April 4, 2012 at 11:59 am (News, Politics) (, , , )

  • Never a dull day in Cornwall’s municipal politics. Coun. Leslie O’Shaughnessy announced yesterday that he plans to resign next week.

    Leslie O'Shaughnessy

    It wasn’t entirely unexpected, especially after I spent two hours talking with him both on and off the record last Friday. He spent most of that time expressing his frustration with how things have been handled at city hall, especially in-camera issues that he can’t disclose. The problems have piled up to the point that he doesn’t think he’s being effective in either his personal life or around the council table. Still, it’s a big decision and will have major impact on his colleagues. They’ll have to decide whether to hold an expensive by-election, or appoint Gerald Samson – who was first of the losers in the last municipal vote – to the post.
    This comes in the middle of a search for a new human resources manager; the last one was sent packing following two cases of employee mistreatment.
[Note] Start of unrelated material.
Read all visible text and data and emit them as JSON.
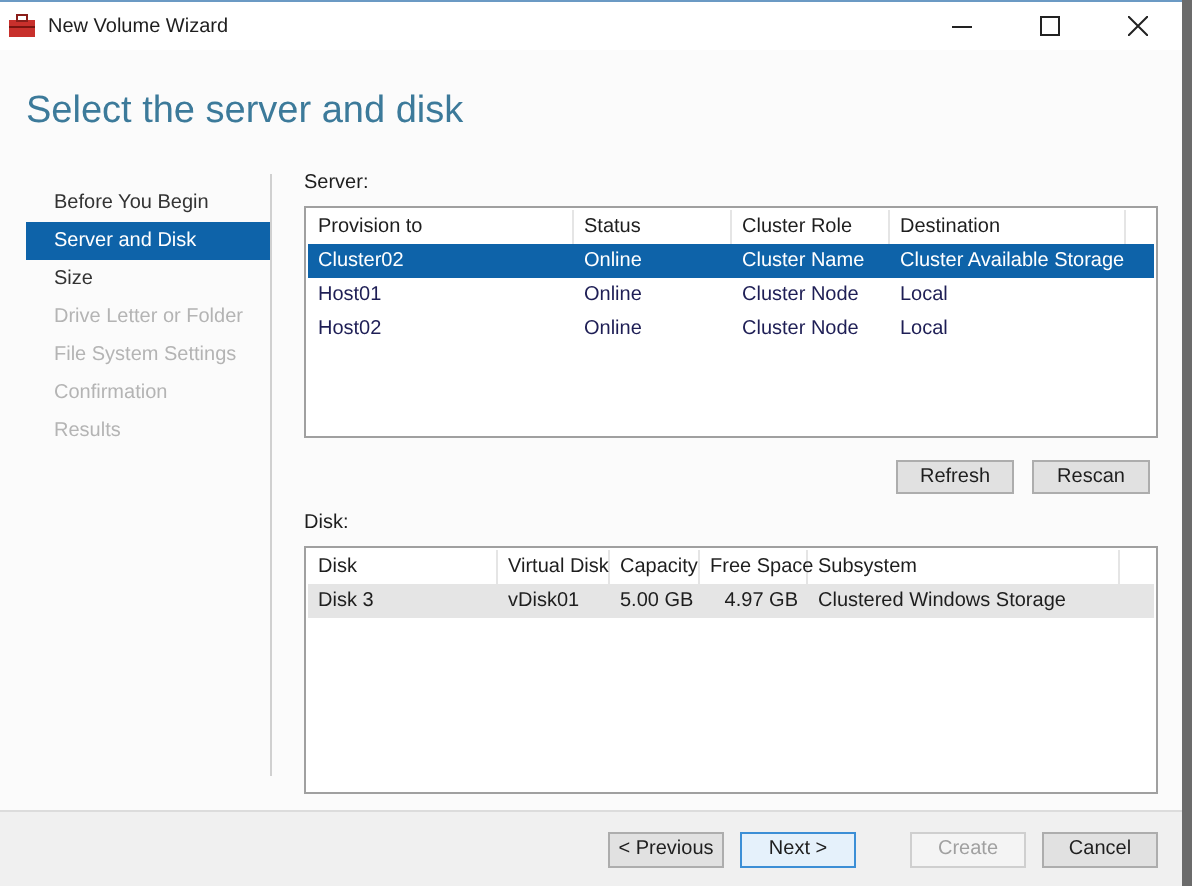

The mayor said it’s time for a “new culture” in the department.
    The city’s chief administrative officer is also away from the job right now, on sick leave until the end of April at least.

  • The federal government plans to shut down the agency known as Rights and Democracy. It was a good idea when it began, but it’s been plagued with controversy and scandal in recent years, demolishing its reputation and decreasing its ability to have impact. It’s disappointing an organization with this kind of mandate and potential has to be shut down, but considering the internal issues and a budget of $11 million in these tough times, it also makes sense.
  • Mitt Romney narrowed the gap between him and the Republican nomination yesterday, with a win in three state primaries. The rest of the candidates have fallen behind and nearly fallen off the radar as well, as Romney picks up delegates and endorsements. Five more states vote for their candidate in three weeks.
  • We’ll soon have less change clinking in our pockets and wallets. When the feds announced their budget last week, they included measures to cease production of the one-cent coin. It’s strange to think of a Canada without the penny, but it also makes practical sense to cut it out of circulation. There’s got to be a ton of work involved, though, in now rounding prices up or down and adjusting to its disappearance.